I watched “Our Brand is Crisis” this week and it was really good. I recommend it to all of you for a pretty realistic look at a lot of the conditions here. There was a part at the end that I thought was really interesting:

“Bolivia is a very divided place. I guess the thing is that democracy really depends on material results. If democracy can’t yield benefits for the average person, the average person is not going to have that deep philosophical commitment to democracy like we all do in a very sort of natural, almost genetic sense. You’d better find a way to make sure that it yields benefits pretty soon and that you, where necessary, provide the countries in transition with some support so the people feel like their life is improving as the democracy takes root.” Interesante, indeed.

Wednesday, Thursday, and today there have been festivals in town for the anniversary. Lots of dancing, some races, and very little transportation.
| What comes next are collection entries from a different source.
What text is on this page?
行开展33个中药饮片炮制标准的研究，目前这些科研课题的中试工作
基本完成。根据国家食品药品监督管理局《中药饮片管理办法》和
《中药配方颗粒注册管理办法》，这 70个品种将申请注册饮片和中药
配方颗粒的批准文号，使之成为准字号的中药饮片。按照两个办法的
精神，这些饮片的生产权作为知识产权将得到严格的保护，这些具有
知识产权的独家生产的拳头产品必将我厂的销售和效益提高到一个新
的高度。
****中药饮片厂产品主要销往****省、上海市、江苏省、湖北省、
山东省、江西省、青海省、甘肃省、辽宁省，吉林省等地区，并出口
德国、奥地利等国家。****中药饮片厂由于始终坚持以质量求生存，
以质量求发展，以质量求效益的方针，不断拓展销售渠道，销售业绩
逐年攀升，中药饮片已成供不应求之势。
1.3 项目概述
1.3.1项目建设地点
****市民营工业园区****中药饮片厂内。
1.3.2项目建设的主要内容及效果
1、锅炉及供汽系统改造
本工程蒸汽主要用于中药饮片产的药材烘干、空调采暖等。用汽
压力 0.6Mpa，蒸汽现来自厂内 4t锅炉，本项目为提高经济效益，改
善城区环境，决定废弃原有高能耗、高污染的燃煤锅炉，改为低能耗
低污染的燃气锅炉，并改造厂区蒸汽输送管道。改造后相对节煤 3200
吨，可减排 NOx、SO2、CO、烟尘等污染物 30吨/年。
Overall, a really good time.

Something I´d meant to mention was all the books I´ve been reading since I got here. These are the ones I´ve gotten through so far:
A Painted House, John Grisham
Sex, Drugs, and Cocoa Puffs,Chuck Klosterman
The Beach House , James Patterson
A Bend in the Road, Nicholas Sparks
In the Company of Angels, Kim Vivian
A Knight of the Word, Terry Brooks (in honor of both Roger and Dan´s enthusiasm for the author)

I´m currently reading Atlas Shrugged, which I am enjoying decidely more than when I first tried to start it, which could have a lot to do with making myself simply read through it rather than try to mark and analyze it. Mr. Moeller would be so disappointed at my defeat. I´d like to read some more substantial books, like this one, seeing as most of the novels that filled up my leisure time during training were pretty much garbage. Then again, it´s not too easy trying to find good books around here.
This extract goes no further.